Flower: A Friendly Federated Learning Framework

Federated learning framework Flour enables easy experimentation and evaluation of algorithms, with features including scalability, configurability, carbon modeling, and comparison to data centers.

Key takeaways
  • Federated learning framework: Flour is an open-source framework that enables easy experimentation and evaluation of federated learning algorithms.
  • Scalability: Flour allows for quick scaling to a large number of clients and devices, making it easy to run large-scale federated learning experiments.
  • Configurability: Flour can be easily configured to run on different devices, networks, and computing architectures, allowing for realistic evaluation of federated learning algorithms.
  • Carbon footprint: Flour includes a carbon modeling component that allows for evaluation of the carbon footprint of federated learning algorithms.
  • Comparing federated learning to data centers: Flour enables comparison of federated learning to data centers in terms of carbon footprint and other system-oriented factors.

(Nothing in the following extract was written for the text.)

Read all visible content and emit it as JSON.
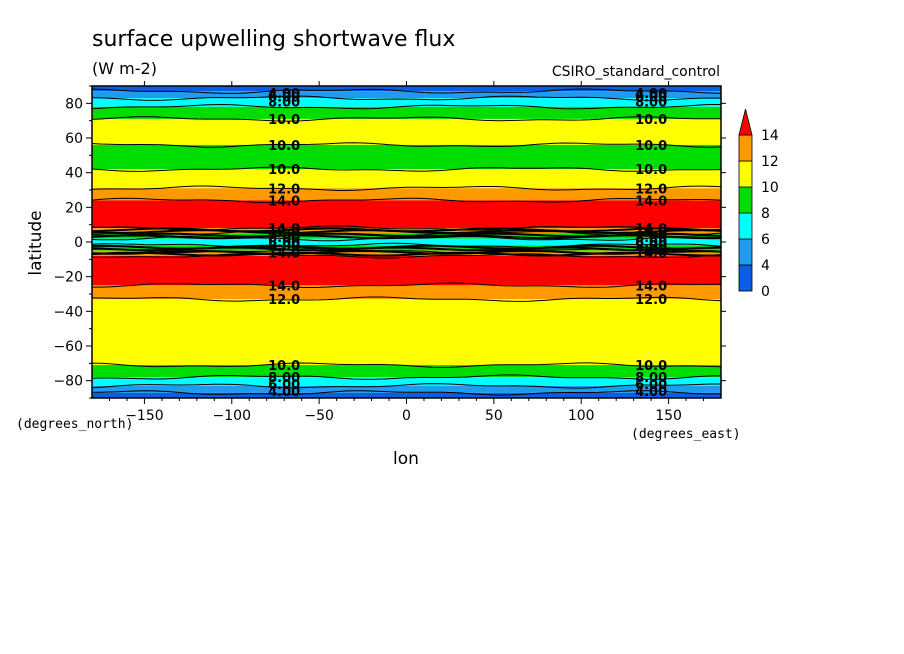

  • Flour components: The framework consists of client support, a client SDK, a data center simulator, and a carbon modeling component.

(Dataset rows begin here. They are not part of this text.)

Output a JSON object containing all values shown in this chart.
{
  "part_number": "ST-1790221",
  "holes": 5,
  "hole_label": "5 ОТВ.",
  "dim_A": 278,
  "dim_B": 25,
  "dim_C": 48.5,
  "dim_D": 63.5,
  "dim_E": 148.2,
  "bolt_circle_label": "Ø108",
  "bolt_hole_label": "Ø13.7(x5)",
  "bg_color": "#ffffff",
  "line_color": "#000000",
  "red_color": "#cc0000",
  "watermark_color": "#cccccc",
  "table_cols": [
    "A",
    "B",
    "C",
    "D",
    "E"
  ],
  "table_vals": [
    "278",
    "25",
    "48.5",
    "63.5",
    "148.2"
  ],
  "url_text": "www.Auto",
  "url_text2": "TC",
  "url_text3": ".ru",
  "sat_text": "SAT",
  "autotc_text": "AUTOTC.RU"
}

  • System-oriented research: Flour enables researchers to conduct system-oriented research in federated learning, including evaluation of different types of devices, networks, and computing architectures.
  • Evaluation of federated learning algorithms: Flour allows for evaluation of federated learning algorithms using realistic system-oriented factors, including carbon footprint.
  • Easy to use: Flour is designed to be easy to use and configure, making it accessible to researchers and developers without extensive expertise in federated learning.